The California Supreme Court on Tuesday upheld Proposition 8, last year's successful ballot measure that banned same-sex marriage in the Golden State.

The court also ruled in Strauss v. Horton, though, that the state should continue to recognize same-sex marriages that have already taken place in the state.

In May of 2008, the California Supreme Court ruled that the state's constitution protects a "right to marry" that allows same-sex couples to wed.

About 18,000 same-sex couples have married in California since then.

Observers expected this ruling because it is difficult for courts to overrule a state wide vote.

Prop. 8 sought to amend the state's constitution to define marriage as between a man and woman. The ballot measure passed with 52 percent of the vote last November.

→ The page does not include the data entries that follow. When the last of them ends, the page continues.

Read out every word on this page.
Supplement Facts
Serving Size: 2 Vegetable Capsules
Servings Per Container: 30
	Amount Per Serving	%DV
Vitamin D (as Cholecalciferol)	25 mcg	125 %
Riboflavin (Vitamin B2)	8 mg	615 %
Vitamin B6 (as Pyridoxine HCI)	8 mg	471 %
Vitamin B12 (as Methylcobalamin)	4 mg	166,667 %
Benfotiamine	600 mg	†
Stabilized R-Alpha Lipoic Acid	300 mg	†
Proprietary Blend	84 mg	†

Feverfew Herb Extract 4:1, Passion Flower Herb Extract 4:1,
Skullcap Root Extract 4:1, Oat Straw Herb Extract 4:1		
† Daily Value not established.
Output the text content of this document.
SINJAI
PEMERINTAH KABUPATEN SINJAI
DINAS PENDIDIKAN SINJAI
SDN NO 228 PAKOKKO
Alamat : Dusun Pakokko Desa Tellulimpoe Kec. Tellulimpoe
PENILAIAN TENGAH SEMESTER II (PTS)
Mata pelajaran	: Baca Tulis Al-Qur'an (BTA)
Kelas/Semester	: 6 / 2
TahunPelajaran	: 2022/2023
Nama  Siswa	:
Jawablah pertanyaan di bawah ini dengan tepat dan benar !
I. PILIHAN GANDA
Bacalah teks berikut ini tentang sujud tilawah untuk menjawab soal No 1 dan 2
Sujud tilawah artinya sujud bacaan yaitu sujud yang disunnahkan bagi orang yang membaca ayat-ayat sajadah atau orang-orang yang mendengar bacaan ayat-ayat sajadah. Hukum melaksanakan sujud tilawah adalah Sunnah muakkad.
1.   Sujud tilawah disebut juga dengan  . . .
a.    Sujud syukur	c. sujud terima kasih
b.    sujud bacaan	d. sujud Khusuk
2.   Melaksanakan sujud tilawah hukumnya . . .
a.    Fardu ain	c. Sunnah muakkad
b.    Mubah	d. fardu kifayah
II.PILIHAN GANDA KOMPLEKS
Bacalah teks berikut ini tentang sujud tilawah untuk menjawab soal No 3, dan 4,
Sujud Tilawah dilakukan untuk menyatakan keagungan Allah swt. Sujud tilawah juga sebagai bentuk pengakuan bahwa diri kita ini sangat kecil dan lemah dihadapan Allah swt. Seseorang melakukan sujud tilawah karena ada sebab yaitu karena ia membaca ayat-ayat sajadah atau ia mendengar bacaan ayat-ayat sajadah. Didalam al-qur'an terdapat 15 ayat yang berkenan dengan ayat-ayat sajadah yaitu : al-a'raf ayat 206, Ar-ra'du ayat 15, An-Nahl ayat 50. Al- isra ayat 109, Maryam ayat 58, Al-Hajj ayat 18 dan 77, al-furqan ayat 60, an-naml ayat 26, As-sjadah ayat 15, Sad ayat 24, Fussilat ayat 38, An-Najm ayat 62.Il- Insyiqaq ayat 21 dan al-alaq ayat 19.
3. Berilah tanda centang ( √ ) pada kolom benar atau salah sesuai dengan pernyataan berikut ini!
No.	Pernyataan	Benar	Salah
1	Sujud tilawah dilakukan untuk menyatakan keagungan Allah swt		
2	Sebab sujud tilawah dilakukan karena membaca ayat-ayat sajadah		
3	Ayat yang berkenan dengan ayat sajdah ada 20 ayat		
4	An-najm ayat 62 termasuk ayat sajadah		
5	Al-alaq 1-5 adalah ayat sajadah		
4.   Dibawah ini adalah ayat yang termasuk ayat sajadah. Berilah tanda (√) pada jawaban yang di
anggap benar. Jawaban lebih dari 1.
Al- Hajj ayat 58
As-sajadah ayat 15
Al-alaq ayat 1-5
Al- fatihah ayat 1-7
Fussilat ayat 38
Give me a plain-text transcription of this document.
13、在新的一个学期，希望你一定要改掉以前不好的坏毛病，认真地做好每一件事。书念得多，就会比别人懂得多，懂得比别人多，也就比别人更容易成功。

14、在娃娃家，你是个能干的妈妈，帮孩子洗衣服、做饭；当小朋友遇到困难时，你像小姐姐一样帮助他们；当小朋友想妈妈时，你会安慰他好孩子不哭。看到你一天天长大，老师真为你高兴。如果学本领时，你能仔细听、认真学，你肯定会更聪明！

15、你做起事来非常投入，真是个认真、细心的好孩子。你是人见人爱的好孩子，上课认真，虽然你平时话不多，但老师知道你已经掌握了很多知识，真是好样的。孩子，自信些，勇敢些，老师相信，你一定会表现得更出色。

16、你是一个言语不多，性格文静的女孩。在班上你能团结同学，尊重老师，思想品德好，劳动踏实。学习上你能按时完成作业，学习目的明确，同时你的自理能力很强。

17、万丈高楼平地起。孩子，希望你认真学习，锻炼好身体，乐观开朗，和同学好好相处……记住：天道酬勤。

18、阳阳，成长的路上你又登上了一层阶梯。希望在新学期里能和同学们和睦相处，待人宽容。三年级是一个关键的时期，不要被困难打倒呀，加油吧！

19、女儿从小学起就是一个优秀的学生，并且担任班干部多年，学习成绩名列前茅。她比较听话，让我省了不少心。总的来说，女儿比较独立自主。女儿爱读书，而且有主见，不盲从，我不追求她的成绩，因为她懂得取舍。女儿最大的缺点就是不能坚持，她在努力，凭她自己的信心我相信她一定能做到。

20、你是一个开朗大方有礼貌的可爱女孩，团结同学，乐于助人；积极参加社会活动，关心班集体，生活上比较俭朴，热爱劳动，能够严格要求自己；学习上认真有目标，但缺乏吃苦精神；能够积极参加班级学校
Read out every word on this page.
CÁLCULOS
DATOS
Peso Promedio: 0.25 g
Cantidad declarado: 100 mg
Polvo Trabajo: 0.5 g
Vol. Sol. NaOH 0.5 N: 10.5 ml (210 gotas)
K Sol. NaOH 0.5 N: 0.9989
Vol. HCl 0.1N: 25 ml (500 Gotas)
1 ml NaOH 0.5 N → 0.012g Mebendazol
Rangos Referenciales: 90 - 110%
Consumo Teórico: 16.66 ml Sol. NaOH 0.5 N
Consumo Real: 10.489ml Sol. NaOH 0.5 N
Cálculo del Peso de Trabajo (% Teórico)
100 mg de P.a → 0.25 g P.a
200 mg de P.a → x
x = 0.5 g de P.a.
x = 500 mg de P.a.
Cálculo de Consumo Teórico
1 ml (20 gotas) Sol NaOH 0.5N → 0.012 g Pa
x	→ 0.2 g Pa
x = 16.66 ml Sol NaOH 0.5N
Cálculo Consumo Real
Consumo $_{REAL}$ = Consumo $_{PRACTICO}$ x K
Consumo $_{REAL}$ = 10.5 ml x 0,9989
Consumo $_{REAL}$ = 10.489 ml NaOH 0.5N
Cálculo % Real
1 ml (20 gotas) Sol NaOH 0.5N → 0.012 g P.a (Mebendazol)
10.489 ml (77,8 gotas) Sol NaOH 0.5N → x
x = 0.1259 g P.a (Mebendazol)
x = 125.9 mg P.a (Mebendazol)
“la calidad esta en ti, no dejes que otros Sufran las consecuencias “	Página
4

Opponents of the ballot measured appealed the results on the grounds that it amounted to a revision of the state constitution, which is only allowed to be placed on the ballot by a two-thirds vote of the state legislature. Prop. 8 was put on the ballot after collecting the requisite number of signatures.

When California legalized same-sex marriage in 2008, it became the second state, after Massachusetts, to do so. Currently five states have legalized it: Massachusetts, Connecticut, Iowa, Vermont and Maine. The state legislatures of New Hampshire, New York and New Jersey are also considering legislation that would legalize it in those states.